This project demonstrates how to implement authentication with Zitadel in a full-stack application using:

• Frontend: React with TanStack Router and Bun
• Backend: Golang with Echo

├── frontend/               # React application with TanStack Router
│   ├── src/
│   │   ├── context/        # Authentication context and provider
│   │   ├── routes/         # Application routes and pages
│   │   ├── components/     # Reusable UI components
│   │   ├── services/       # API client and services
│   │   └── main.tsx        # Application entry point
│   └── .env                # Frontend environment variables
├── backend/                # Golang Echo server
│   ├── middleware/         # Authentication middleware
│   ├── main.go             # Server entry point
│   └── .env                # Backend environment variables

1. Bun for the frontend
2. Go 1.18+ for the backend
3. A Zitadel account and project setup

1. Create a Zitadel account at https://zitadel.com/
2. Create a new project in Zitadel
3. Set up an application:
   • Type: Web
   • Redirect URIs: http://localhost:5173/callback
   • Allowed Origins: http://localhost:5173
   • Grant Types: Authorization Code with PKCE
4. Create an API resource (for the backend authorization)
5. Note your Client ID and API Audience values

VITE_ZITADEL_DOMAIN=http://localhost:8080
VITE_ZITADEL_CLIENT_ID=your_client_id
VITE_API_URL=http://localhost:8000/api
VITE_API_AUDIENCE=your_api_audience

ZITADEL_DOMAIN=http://localhost:8080
JWT_AUDIENCE=your_api_audience
JWT_ISSUER=http://localhost:8080
PORT=8000

1. Navigate to the backend directory:

   cd backend
   

2. Install dependencies:

   go mod download
   

3. Run the server:

   go run main.go
   

   The backend will start on port 8000 by default.

1. Navigate to the frontend directory:

   cd frontend
   

2. Install dependencies:

   bun install
   

3. Start the development server:

   bun dev
   

   The frontend will start on port 5173 by default.

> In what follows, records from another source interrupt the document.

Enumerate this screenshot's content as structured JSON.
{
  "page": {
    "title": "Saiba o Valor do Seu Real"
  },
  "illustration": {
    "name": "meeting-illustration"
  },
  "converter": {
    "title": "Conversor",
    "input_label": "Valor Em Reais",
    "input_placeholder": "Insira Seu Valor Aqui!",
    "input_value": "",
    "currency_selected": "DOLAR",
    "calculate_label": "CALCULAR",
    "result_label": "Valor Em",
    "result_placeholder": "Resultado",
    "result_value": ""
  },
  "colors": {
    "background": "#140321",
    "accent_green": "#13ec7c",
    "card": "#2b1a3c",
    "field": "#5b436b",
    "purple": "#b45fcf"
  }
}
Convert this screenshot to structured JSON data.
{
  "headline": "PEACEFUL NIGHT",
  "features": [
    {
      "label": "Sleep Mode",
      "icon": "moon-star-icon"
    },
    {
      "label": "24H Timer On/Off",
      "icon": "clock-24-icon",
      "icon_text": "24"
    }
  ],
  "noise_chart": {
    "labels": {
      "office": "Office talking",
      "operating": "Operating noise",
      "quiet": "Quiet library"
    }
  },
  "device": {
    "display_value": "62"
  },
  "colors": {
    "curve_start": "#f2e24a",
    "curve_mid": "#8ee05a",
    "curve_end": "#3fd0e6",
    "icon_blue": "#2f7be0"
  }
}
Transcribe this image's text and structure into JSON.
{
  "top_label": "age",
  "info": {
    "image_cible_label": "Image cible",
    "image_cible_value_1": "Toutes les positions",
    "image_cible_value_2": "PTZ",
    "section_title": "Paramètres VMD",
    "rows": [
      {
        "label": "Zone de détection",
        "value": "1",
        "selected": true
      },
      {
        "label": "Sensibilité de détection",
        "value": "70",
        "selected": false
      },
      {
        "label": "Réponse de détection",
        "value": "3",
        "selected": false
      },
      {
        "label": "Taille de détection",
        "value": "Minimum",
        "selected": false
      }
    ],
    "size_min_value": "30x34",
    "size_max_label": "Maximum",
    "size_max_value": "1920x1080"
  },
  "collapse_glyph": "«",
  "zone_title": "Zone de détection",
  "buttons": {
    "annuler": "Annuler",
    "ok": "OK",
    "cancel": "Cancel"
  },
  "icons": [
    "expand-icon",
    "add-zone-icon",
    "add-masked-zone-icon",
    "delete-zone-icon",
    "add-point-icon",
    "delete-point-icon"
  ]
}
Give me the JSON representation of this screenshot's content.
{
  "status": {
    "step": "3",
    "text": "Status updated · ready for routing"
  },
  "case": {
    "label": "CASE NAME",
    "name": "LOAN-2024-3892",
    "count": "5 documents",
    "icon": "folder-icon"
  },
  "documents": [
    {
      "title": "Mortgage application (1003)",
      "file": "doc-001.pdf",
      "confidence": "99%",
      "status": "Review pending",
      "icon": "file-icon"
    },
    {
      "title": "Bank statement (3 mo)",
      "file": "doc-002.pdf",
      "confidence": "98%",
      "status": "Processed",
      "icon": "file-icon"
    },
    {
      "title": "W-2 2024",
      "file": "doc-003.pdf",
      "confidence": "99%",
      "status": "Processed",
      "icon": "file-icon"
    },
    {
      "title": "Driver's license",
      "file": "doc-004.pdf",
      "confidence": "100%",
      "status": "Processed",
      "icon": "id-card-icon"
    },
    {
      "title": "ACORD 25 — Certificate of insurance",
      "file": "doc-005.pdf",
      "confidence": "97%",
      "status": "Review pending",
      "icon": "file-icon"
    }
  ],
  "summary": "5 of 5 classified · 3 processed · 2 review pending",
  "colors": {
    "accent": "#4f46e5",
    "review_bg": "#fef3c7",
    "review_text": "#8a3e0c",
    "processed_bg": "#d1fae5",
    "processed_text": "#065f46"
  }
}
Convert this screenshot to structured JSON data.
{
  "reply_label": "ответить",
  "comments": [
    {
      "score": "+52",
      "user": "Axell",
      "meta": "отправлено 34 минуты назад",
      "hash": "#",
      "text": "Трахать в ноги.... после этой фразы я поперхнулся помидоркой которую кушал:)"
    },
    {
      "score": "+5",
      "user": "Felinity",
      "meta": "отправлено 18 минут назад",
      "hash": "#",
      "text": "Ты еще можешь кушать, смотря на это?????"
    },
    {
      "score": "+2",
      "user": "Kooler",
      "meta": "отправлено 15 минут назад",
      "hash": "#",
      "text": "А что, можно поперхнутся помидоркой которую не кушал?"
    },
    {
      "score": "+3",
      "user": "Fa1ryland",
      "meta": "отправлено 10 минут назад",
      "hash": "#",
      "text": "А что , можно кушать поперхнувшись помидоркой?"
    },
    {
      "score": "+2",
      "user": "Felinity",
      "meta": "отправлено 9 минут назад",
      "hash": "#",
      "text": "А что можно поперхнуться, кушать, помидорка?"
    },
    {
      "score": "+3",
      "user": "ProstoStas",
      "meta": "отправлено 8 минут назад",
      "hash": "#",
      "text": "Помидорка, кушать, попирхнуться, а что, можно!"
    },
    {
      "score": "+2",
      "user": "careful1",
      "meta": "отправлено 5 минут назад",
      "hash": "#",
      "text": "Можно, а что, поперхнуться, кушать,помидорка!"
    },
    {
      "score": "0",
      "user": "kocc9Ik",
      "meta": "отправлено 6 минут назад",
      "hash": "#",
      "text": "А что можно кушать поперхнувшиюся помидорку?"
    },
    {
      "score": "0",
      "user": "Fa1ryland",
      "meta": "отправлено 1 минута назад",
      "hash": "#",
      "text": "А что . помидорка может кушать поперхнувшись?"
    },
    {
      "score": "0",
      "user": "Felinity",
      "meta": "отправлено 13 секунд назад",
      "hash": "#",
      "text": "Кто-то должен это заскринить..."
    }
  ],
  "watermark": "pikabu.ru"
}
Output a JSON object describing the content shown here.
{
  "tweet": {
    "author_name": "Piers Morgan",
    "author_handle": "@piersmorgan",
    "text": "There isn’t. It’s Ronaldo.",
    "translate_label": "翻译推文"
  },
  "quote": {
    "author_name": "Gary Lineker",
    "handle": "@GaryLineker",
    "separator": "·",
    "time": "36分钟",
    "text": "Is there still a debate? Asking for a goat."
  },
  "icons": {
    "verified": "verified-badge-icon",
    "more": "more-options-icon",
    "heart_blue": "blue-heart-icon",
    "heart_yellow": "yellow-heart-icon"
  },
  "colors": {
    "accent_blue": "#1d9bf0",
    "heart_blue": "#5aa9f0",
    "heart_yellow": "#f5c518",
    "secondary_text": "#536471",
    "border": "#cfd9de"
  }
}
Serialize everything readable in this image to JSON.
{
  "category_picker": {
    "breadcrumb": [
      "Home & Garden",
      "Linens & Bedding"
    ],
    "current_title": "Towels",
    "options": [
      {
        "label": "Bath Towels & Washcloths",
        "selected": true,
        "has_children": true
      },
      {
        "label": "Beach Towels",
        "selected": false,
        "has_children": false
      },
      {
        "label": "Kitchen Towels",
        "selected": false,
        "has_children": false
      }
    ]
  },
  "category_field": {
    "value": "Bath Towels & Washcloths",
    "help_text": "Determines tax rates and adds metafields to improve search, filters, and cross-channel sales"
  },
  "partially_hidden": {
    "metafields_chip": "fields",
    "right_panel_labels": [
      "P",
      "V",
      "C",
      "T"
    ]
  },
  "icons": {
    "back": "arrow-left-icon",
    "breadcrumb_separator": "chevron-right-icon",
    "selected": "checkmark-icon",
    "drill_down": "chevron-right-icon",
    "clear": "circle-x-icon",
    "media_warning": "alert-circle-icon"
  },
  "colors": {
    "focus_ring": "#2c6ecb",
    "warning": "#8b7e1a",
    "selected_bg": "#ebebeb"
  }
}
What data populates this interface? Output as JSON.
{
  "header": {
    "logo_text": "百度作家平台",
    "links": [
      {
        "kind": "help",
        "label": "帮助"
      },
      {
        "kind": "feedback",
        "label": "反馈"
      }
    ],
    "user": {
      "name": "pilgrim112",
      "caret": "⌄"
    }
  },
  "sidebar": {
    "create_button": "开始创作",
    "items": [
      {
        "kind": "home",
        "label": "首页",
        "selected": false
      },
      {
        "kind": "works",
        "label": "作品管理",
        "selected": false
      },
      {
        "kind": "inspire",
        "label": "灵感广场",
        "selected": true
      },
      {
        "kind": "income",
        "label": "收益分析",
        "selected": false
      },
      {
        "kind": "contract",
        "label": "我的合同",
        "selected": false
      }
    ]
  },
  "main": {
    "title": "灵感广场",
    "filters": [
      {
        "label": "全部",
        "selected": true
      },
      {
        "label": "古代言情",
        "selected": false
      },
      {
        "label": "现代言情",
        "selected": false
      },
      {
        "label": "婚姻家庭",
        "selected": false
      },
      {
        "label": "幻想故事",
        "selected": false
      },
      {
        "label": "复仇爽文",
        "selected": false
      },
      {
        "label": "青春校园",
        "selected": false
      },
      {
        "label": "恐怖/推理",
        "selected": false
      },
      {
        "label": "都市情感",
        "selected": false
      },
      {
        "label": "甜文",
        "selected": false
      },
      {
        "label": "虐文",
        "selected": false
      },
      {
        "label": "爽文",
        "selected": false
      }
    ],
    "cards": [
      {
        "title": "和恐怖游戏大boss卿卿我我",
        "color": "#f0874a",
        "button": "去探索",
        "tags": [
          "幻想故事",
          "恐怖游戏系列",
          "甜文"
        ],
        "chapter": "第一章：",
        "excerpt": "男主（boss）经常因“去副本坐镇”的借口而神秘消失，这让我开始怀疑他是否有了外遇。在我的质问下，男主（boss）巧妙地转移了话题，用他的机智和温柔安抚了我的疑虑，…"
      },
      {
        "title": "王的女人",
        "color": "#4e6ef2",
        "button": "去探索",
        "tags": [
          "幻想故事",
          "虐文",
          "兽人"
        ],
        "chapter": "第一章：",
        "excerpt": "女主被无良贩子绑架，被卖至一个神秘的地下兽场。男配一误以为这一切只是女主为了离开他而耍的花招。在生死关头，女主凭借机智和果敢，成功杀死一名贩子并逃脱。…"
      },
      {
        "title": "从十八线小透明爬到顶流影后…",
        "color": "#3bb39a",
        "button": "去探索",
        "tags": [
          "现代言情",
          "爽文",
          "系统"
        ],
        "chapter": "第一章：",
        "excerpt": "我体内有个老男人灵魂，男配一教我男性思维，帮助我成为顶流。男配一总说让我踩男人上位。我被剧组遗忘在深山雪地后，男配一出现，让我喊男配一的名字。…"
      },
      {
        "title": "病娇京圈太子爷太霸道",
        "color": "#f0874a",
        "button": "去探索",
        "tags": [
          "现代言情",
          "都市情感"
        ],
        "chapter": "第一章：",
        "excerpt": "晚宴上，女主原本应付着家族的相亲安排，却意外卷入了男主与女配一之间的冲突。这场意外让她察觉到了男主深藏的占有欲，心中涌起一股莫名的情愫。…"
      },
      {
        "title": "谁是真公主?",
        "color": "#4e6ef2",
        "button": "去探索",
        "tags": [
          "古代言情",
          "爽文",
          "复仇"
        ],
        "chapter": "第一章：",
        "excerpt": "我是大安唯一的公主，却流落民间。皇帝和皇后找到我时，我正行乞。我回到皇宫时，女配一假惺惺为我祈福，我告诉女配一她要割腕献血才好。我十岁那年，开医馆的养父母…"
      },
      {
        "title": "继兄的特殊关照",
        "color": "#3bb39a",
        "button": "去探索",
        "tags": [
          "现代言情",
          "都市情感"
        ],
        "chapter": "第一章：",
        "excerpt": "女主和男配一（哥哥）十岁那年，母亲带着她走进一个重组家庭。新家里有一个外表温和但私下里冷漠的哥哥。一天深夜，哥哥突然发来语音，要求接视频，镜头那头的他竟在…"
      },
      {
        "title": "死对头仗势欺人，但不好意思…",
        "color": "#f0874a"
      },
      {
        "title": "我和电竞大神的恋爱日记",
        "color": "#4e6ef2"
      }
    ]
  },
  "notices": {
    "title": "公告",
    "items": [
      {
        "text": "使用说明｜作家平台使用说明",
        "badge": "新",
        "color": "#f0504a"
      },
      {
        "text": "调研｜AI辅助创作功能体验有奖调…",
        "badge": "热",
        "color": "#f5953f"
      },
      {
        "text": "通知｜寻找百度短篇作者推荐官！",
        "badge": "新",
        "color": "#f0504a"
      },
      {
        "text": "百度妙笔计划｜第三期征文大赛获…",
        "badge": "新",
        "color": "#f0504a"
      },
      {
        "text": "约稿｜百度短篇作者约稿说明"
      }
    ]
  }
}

1. The user visits the application and clicks "Login"
2. The frontend redirects to Zitadel's authorization endpoint with:
   • PKCE code challenge for security
   • Client ID, redirect URI, and requested scopes
3. User authenticates with Zitadel
4. Zitadel redirects back to /callback with an authorization code
5. The frontend exchanges the code for access and ID tokens
6. Tokens are stored in local storage
7. Protected routes use the AuthProvider context to check authentication status
8. API calls to the backend include the access token in the Authorization header
9. The backend validates the JWT token using Zitadel's JWKS endpoint

• Frontend: Routes with the _authenticated prefix are protected and require a valid session
• Backend: Endpoints under the /api path (except /api/health) require valid JWT authentication

• AuthProvider: Manages authentication state, token storage and renewal
• Protected Routes: Routes that require authentication
• API Client: Makes authenticated requests to the backend

• JWT Middleware: Validates tokens and extracts user information
• Protected API Endpoints: Only accessible with valid authentication

To modify the application:

1. Frontend routes are defined in the src/routes directory
2. Backend endpoints are defined in main.go
3. Authentication logic is in frontend/src/context/AuthProvider.tsx and backend/middleware/middleware.go

• Check browser console for frontend errors
• Verify backend logs for authentication issues
• Ensure Zitadel configuration matches your .env files
• Confirm that redirect URIs match exactly between code and Zitadel configuration

Feel free to submit issues or pull requests for improvements or bug fixes.